On Wed, Aug 7, 2024 at 3:13 AM Ron Johnson <ronljohnsonjr@xxxxxxxxx> wrote:
On Tue, Aug 6, 2024 at 5:07 PM yudhi s <learnerdatabase99@xxxxxxxxx> wrote:Hi All,We are having a use case in which we are having transaction data for multiple customers in one of the Postgres databases(version 15.4) and we are consuming it from multiple sources(batch file processing, kafka event processing etc). It's currently stored in normalized form postgres with constraints, indexes, partitions defined. This postgres database is holding the transaction data for around a month or so. There are use cases of running online transaction search reports which will be mostly real time reporting and also some daily transaction batch reports based on customers and also month end reports for customers. In target state it will hold Approx. ~400 million transactions/day which can be billions of rows across multiple related parent/child tables.
There is another requirement to send these customer transaction data to an olap system which is in a snowflake database and there it will be persisted for many years. The lag between the data in postgres/oltp and in snowflake will be ~1hr. And any reporting api can query postgres for <1 month worth of transaction data and if it needs to scan for >1month worth of transaction data, it will point to the snowflake database.
Now the question which we are wondering is , should we send the data as is in normalized table form to snowflake and then there we transform/flatten the data to support the reporting use case or should we first flatten or transform the data in postgres itself and make it as another structure( for example creating materialized views on top of base table) and only then move that data to the snowflake? What is the appropriate standard and downside if we do anything different.Some thoughts:0) How big are the records?1) Materialized views add disk space overhead.2) Materialized views are for when you query the same static over and over again.3) IIUC, you'll be moving the data from PG to Snowflake just once.4) Writing an MV to disk and then reading it only once doubles the IO requirements.5) Thus, my first thought would be to extract the data from PG using a denormalizing "plain" view.5a) If you can't make that Fast Enough, then obviously you must pull the normalized data from PG and denorm it elsewhere. You know your situation better than us.6) Indices will be critical: not too many, but not too few.7) Obviously consider partitioning, but note that too many partitions can make query planning MUCH slower.7a) 31 days cut into hours means 744 partitions. That's a LOT.7b) Partitioning every THREE hours means only 248 child tables. A lot, but much more manageable.7c) That might well kill reporting performance, though, if it's for example one customer across many partitions.8) You (hopefully) know what kind of queries will be run. Maybe partition by customer (or whatever) range and THEN by an hour range.8a) You'd have to simultaneously run multiple extract jobs (on for each "customer" range), but that might not be too onerous, since then each hour partition would be smaller.9) Testing. Nothing beats full-scale testing.

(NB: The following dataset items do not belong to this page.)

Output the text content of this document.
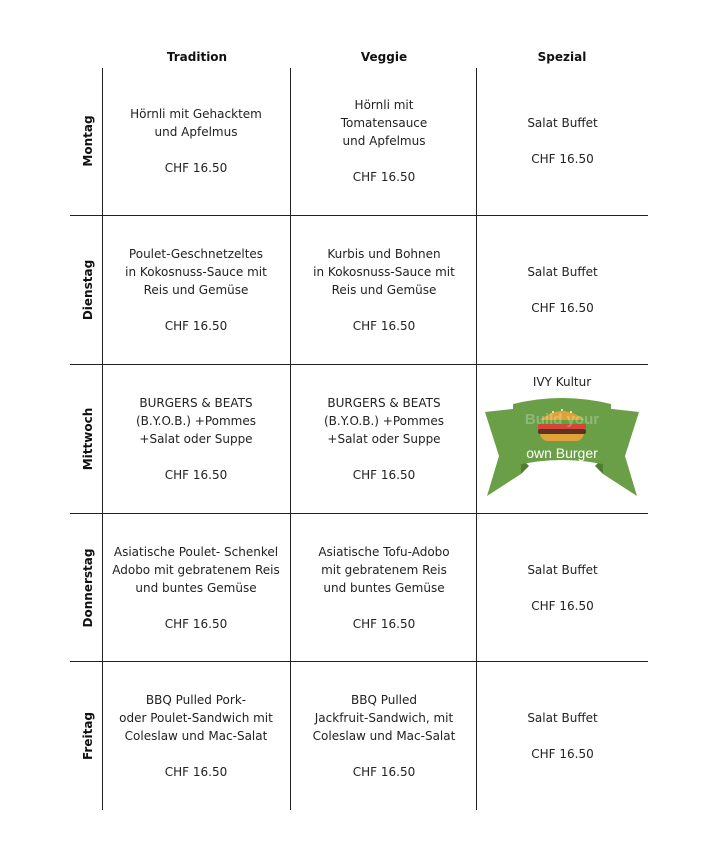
Tradition	Veggie	Spezial
Montag
Hörnli mit Gehacktem
und Apfelmus
CHF 16.50
Hörnli mit
Tomatensauce
und Apfelmus
CHF 16.50
Salat Buffet
CHF 16.50
Dienstag
Poulet-Geschnetzeltes
in Kokosnuss-Sauce mit
Reis und Gemüse
CHF 16.50
Kurbis und Bohnen
in Kokosnuss-Sauce mit
Reis und Gemüse
CHF 16.50
Salat Buffet
CHF 16.50
Mittwoch
BURGERS & BEATS
(B.Y.O.B.) +Pommes
+Salat oder Suppe
CHF 16.50
BURGERS & BEATS
(B.Y.O.B.) +Pommes
+Salat oder Suppe
CHF 16.50
IVY Kultur
Build your
own Burger
Donnerstag Asiatische Poulet- Schenkel
Adobo mit gebratenem Reis
und buntes Gemüse
CHF 16.50
Asiatische Tofu-Adobo
mit gebratenem Reis
und buntes Gemüse
CHF 16.50
Salat Buffet
CHF 16.50
Freitag
BBQ Pulled Pork-
oder Poulet-Sandwich mit
Coleslaw und Mac-Salat
CHF 16.50
BBQ Pulled
Jackfruit-Sandwich, mit
Coleslaw und Mac-Salat
CHF 16.50
Salat Buffet
CHF 16.50
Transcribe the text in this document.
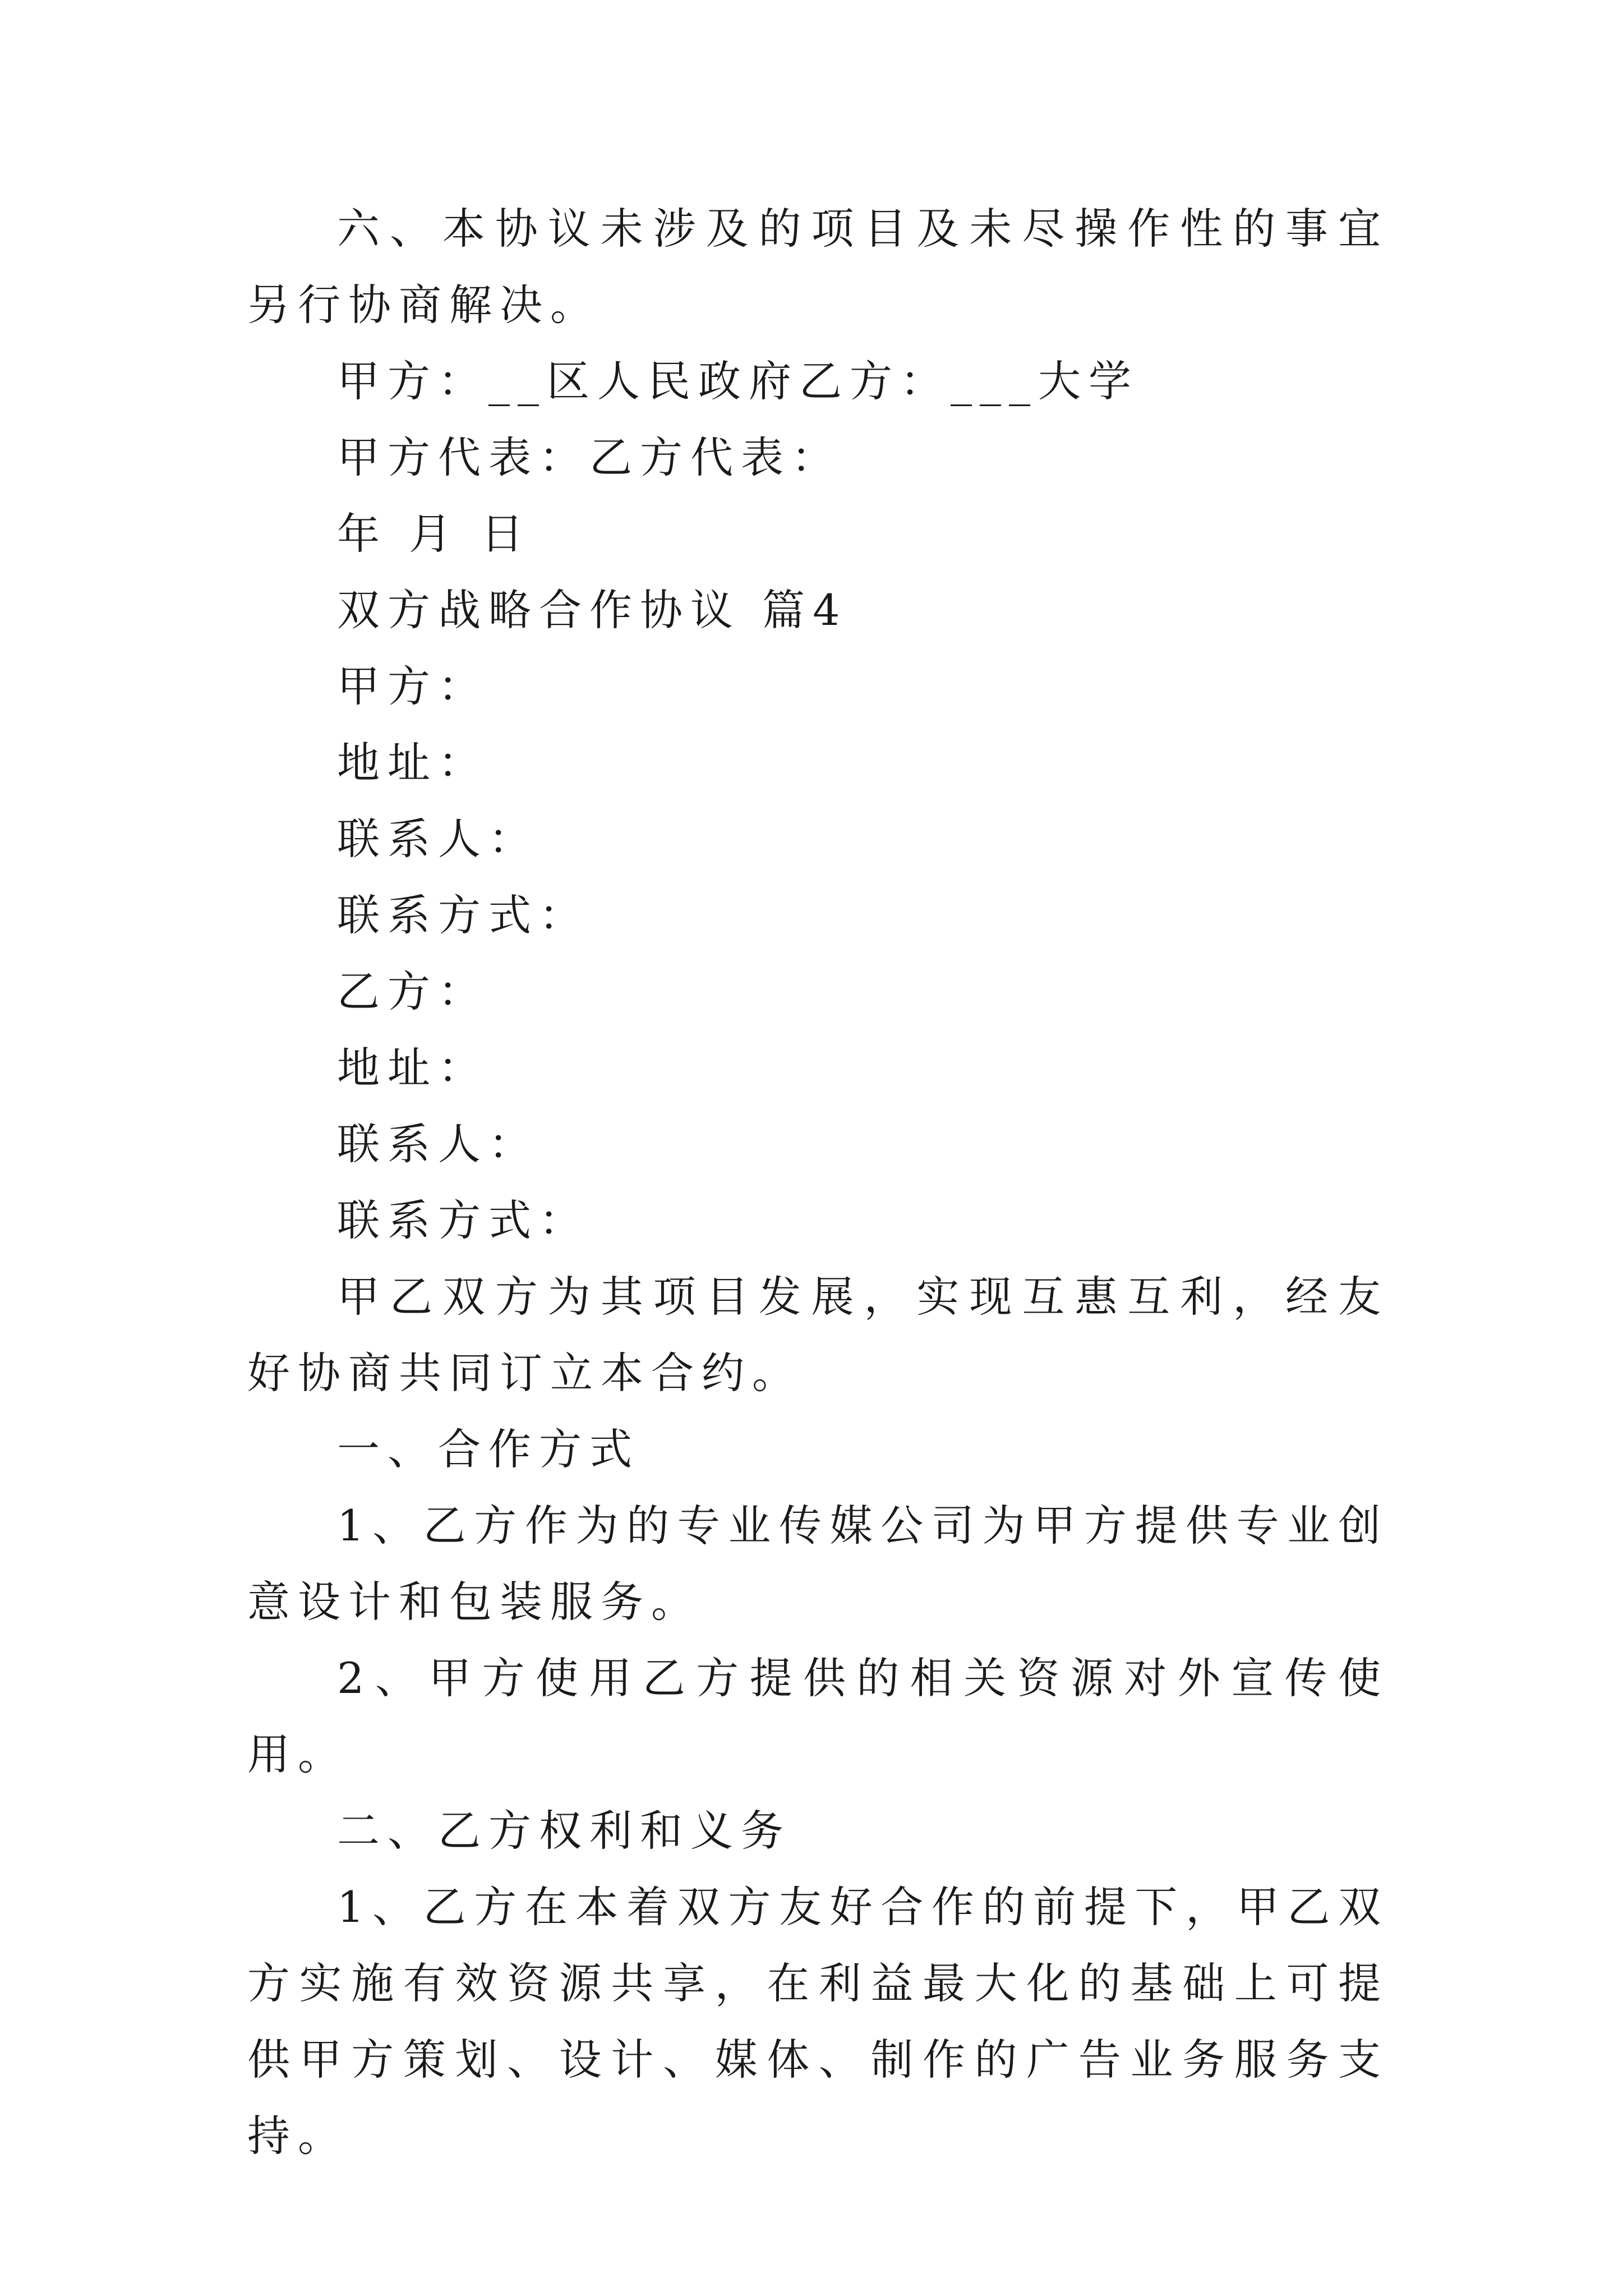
六、本协议未涉及的项目及未尽操作性的事宜另行协商解决。

甲方：__区人民政府乙方：___大学

甲方代表：乙方代表：

年 月 日

双方战略合作协议 篇4

甲方：

地址：

联系人：

联系方式：

乙方：

地址：

联系人：

联系方式：

甲乙双方为其项目发展，实现互惠互利，经友好协商共同订立本合约。

一、合作方式

1、乙方作为的专业传媒公司为甲方提供专业创意设计和包装服务。

2、甲方使用乙方提供的相关资源对外宣传使用。

二、乙方权利和义务

1、乙方在本着双方友好合作的前提下，甲乙双方实施有效资源共享，在利益最大化的基础上可提供甲方策划、设计、媒体、制作的广告业务服务支持。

The table has ~100+ columns but I think the denormalized or the flatten table which we are planning to create will mostly have a large number of columns in it as that will be based on the columns from multiple tables joined together. However, the plan was to have the cooked data ready so as not to do the additional work in target or downstream. So I was thinking of a physical model for persisting the transformed data(using MV) rather than using a simple view which will have performance overhead.
Because what is happening is , after the data moves to snowflake , people try to create their own version of the transformed table on top of these normalized tables(which we call as refiners) and then query those from UI or for reporting. And some people say we should avoid those downstream refiners and should do it here in source/postgres.Also the plan was to move the data from postgres once every hour.